Live art as post-consumer living?
During the 20th Century, after World War 1, applied psychology as propaganda or “public relations” (as it was re-badged by Bernays) led eventually to human identity and status as consumers. Today we know just how toxic and unsatisfying consumption has become, both for the consumers in post-industrial locations, and for those who work in industrial environments to meet consumer need.
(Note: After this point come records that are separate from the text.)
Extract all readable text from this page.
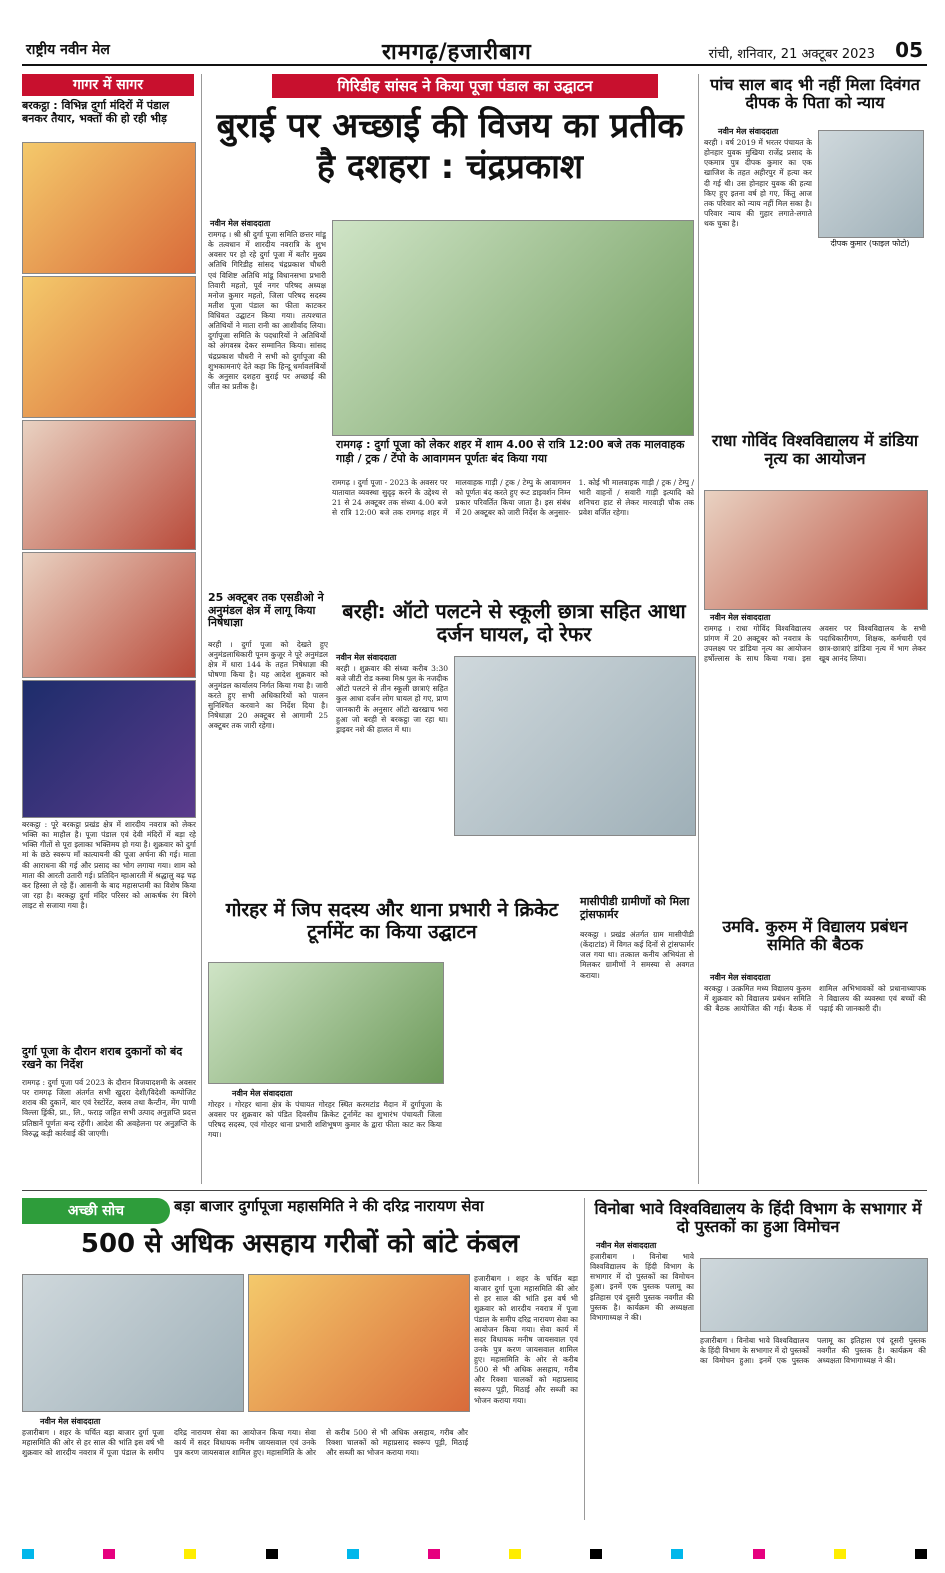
राष्ट्रीय नवीन मेल	रामगढ़/हजारीबाग	रांची, शनिवार, 21 अक्टूबर 2023 05
गागर में सागर
बरकट्ठा : विभिन्न दुर्गा मंदिरों में पंडाल बनकर तैयार, भक्तों की हो रही भीड़
बरकट्ठा : पूरे बरकट्ठा प्रखंड क्षेत्र में शारदीय नवरात्र को लेकर भक्ति का माहौल है। पूजा पंडाल एवं देवी मंदिरों में बड़ा रहे भक्ति गीतों से पूरा इलाका भक्तिमय हो गया है। शुक्रवार को दुर्गा मां के छठे स्वरूप माँ कात्यायनी की पूजा अर्चना की गई। माता की आराधना की गई और प्रसाद का भोग लगाया गया। शाम को माता की आरती उतारी गई। प्रतिदिन म्हाआरती में श्रद्धालु बढ़ चढ़ कर हिस्सा ले रहे हैं। आसनी के बाद महासप्तमी का विशेष किया जा रहा है। बरकट्ठा दुर्गा मंदिर परिसर को आकर्षक रंग बिरंगे लाइट से सजाया गया है।
दुर्गा पूजा के दौरान शराब दुकानों को बंद रखने का निर्देश
रामगढ़ : दुर्गा पूजा पर्व 2023 के दौरान विजयादशमी के अवसर पर रामगढ़ जिला अंतर्गत सभी खुदरा देशी/विदेशी कम्पोजिट शराब की दुकानें, बार एवं रेस्टोरेंट, क्लब तथा कैन्टीन, मेंग पाणी विल्ला ड्रिंकी, प्रा., लि., फराड़ जहित सभी उत्पाद अनुज्ञप्ति प्रदत्त प्रतिष्ठानें पूर्णतः बन्द रहेंगी। आदेश की अवहेलना पर अनुज्ञप्ति के विरुद्ध कड़ी कार्रवाई की जाएगी।
गिरिडीह सांसद ने किया पूजा पंडाल का उद्घाटन
बुराई पर अच्छाई की विजय का प्रतीक है दशहरा : चंद्रप्रकाश
नवीन मेल संवाददाता
रामगढ़ । श्री श्री दुर्गा पूजा समिति छत्तर मांडू के तत्वधान में शारदीय नवरात्रि के शुभ अवसर पर हो रहे दुर्गा पूजा में बतौर मुख्य अतिथि गिरिडीह सांसद चंद्रप्रकाश चौधरी एवं विशिष्ट अतिथि मांडू विधानसभा प्रभारी तिवारी महतो, पूर्व नगर परिषद अध्यक्ष मनोज कुमार महतो, जिला परिषद सदस्य मतीश पूजा पंडाल का फीता काटकर विधिवत उद्घाटन किया गया। तत्पश्चात अतिथियों ने माता रानी का आशीर्वाद लिया। दुर्गापूजा समिति के पदधारियों ने अतिथियों को अंगवस्त्र देकर सम्मानित किया। सांसद चंद्रप्रकाश चौधरी ने सभी को दुर्गापूजा की शुभकामनाएं देते कहा कि हिन्दू धर्मावलंबियों के अनुसार दशहरा बुराई पर अच्छाई की जीत का प्रतीक है।
रामगढ़ : दुर्गा पूजा को लेकर शहर में शाम 4.00 से रात्रि 12:00 बजे तक मालवाहक गाड़ी / ट्रक / टेंपो के आवागमन पूर्णतः बंद किया गया
रामगढ़ । दुर्गा पूजा - 2023 के अवसर पर यातायात व्यवस्था सुदृढ़ करने के उद्देश्य से 21 से 24 अक्टूबर तक संध्या 4.00 बजे से रात्रि 12:00 बजे तक रामगढ़ शहर में मालवाहक गाड़ी / ट्रक / टेम्पु के आवागमन को पूर्णतः बंद करते हुए रूट डाइवर्शन निम्न प्रकार परिवर्तित किया जाता है। इस संबंध में 20 अक्टूबर को जारी निर्देश के अनुसार- 1. कोई भी मालवाहक गाड़ी / ट्रक / टेम्पु / भारी वाहनों / सवारी गाड़ी इत्यादि को शनिचरा हाट से लेकर मारवाड़ी चौक तक प्रवेश वर्जित रहेगा।
25 अक्टूबर तक एसडीओ ने अनुमंडल क्षेत्र में लागू किया निषेधाज्ञा
बरही । दुर्गा पूजा को देखते हुए अनुमंडलाधिकारी पूनम कुजूर ने पूरे अनुमंडल क्षेत्र में धारा 144 के तहत निषेधाज्ञा की घोषणा किया है। यह आदेश शुक्रवार को अनुमंडल कार्यालय निर्गत किया गया है। जारी करते हुए सभी अधिकारियों को पालन सुनिश्चित करवाने का निर्देश दिया है। निषेधाज्ञा 20 अक्टूबर से आगामी 25 अक्टूबर तक जारी रहेगा।
बरही: ऑटो पलटने से स्कूली छात्रा सहित आधा दर्जन घायल, दो रेफर
नवीन मेल संवाददाता
बरही । शुक्रवार की संध्या करीब 3:30 बजे जीटी रोड कस्बा मिश्र पुल के नजदीक ऑटो पलटने से तीन स्कूली छात्राएं सहित कुल आधा दर्जन लोग घायल हो गए, प्राण जानकारी के अनुसार ऑटो खरखाच भरा हुआ जो बरही से बरकट्ठा जा रहा था। ड्राइवर नशे की हालत में था।
मासीपीडी ग्रामीणों को मिला ट्रांसफार्मर
बरकट्ठा । प्रखंड अंतर्गत ग्राम मासीपीडी (केंदाटांड) में विगत कई दिनों से ट्रांसफार्मर जल गया था। तत्काल कनीय अभियंता से मिलकर ग्रामीणों ने समस्या से अवगत कराया।
गोरहर में जिप सदस्य और थाना प्रभारी ने क्रिकेट टूर्नामेंट का किया उद्घाटन
नवीन मेल संवाददाता
गोरहर । गोरहर थाना क्षेत्र के पंचायत गोरहर स्थित करमटांड मैदान में दुर्गापूजा के अवसर पर शुक्रवार को पंडित दिवसीय क्रिकेट टूर्नामेंट का शुभारंभ पंचायती जिला परिषद सदस्य, एवं गोरहर थाना प्रभारी शशिभूषण कुमार के द्वारा फीता काट कर किया गया।
पांच साल बाद भी नहीं मिला दिवंगत दीपक के पिता को न्याय
नवीन मेल संवाददाता
दीपक कुमार (फाइल फोटो)
बरही । वर्ष 2019 में भरतर पंचायत के होनहार युवक मुखिया राजेंद्र प्रसाद के एकमात्र पुत्र दीपक कुमार का एक खाजिश के तहत अहीरपुर में हत्या कर दी गई थी। उस होनहार युवक की हत्या किए हुए इतना वर्ष हो गए, किंतु आज तक परिवार को न्याय नहीं मिल सका है। परिवार न्याय की गुहार लगाते-लगाते थक चुका है।
राधा गोविंद विश्वविद्यालय में डांडिया नृत्य का आयोजन
नवीन मेल संवाददाता
रामगढ़ । राधा गोविंद विश्वविद्यालय प्रांगण में 20 अक्टूबर को नवरात्र के उपलक्ष्य पर डांडिया नृत्य का आयोजन हर्षोल्लास के साथ किया गया। इस अवसर पर विश्वविद्यालय के सभी पदाधिकारीगण, शिक्षक, कर्मचारी एवं छात्र-छात्राएं डांडिया नृत्य में भाग लेकर खूब आनंद लिया।
उमवि. कुरुम में विद्यालय प्रबंधन समिति की बैठक
नवीन मेल संवाददाता
बरकट्ठा । उत्क्रमित मध्य विद्यालय कुरुम में शुक्रवार को विद्यालय प्रबंधन समिति की बैठक आयोजित की गई। बैठक में शामिल अभिभावकों को प्रधानाध्यापक ने विद्यालय की व्यवस्था एवं बच्चों की पढ़ाई की जानकारी दी।
अच्छी सोच	बड़ा बाजार दुर्गापूजा महासमिति ने की दरिद्र नारायण सेवा
500 से अधिक असहाय गरीबों को बांटे कंबल
नवीन मेल संवाददाता
हजारीबाग । शहर के चर्चित बड़ा बाजार दुर्गा पूजा महासमिति की ओर से हर साल की भांति इस वर्ष भी शुक्रवार को शारदीय नवरात्र में पूजा पंडाल के समीप दरिद्र नारायण सेवा का आयोजन किया गया। सेवा कार्य में सदर विधायक मनीष जायसवाल एवं उनके पुत्र करण जायसवाल शामिल हुए। महासमिति के ओर से करीब 500 से भी अधिक असहाय, गरीब और रिक्शा चालकों को महाप्रसाद स्वरूप पूड़ी, मिठाई और सब्जी का भोजन कराया गया।
हजारीबाग । शहर के चर्चित बड़ा बाजार दुर्गा पूजा महासमिति की ओर से हर साल की भांति इस वर्ष भी शुक्रवार को शारदीय नवरात्र में पूजा पंडाल के समीप दरिद्र नारायण सेवा का आयोजन किया गया। सेवा कार्य में सदर विधायक मनीष जायसवाल एवं उनके पुत्र करण जायसवाल शामिल हुए। महासमिति के ओर से करीब 500 से भी अधिक असहाय, गरीब और रिक्शा चालकों को महाप्रसाद स्वरूप पूड़ी, मिठाई और सब्जी का भोजन कराया गया।
विनोबा भावे विश्वविद्यालय के हिंदी विभाग के सभागार में दो पुस्तकों का हुआ विमोचन
नवीन मेल संवाददाता
हजारीबाग । विनोबा भावे विश्वविद्यालय के हिंदी विभाग के सभागार में दो पुस्तकों का विमोचन हुआ। इनमें एक पुस्तक पलामू का इतिहास एवं दूसरी पुस्तक नवगीत की पुस्तक है। कार्यक्रम की अध्यक्षता विभागाध्यक्ष ने की।
हजारीबाग । विनोबा भावे विश्वविद्यालय के हिंदी विभाग के सभागार में दो पुस्तकों का विमोचन हुआ। इनमें एक पुस्तक पलामू का इतिहास एवं दूसरी पुस्तक नवगीत की पुस्तक है। कार्यक्रम की अध्यक्षता विभागाध्यक्ष ने की।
The 1960s performance artist was someone who questioned and challenged convention and social discourse. We enjoyed a form of Creative License (Charnley 2015). As students and practitioners, constructing props (environmental sculptures) and performing or demanding performance within them, challenging the urban world, was our work. But the world was already challenged. In 1972 The Ecologist special edition “Blueprint for Survival” should have been a wake-up call, not only for artist-performers, but for consumers as to how they perform their lives, the status and identity the seek, and what action they take. Most people have still not changed in their willingness to seek ecological integration, or even to fulfill the New Covenant demanded by Jesus of Nazareth over 2000 years earlier. A majority of self-proclaimed Christians and post-Christians go on living amid industrial society, responding to Freudian powers of marketing, much as they have throughout the 20th Century.
When I conceive of the performance or live artist today I’m thinking about a single informing research question. “How do we perform humanity?” It was probably the latent question that I held back in 1967 when going to art school appeared to be the only escape route from industrial immersion. It has taken a lifetime of living on the periphery to come to the resolve that there is a lot more to do to resist and shift life’s performance.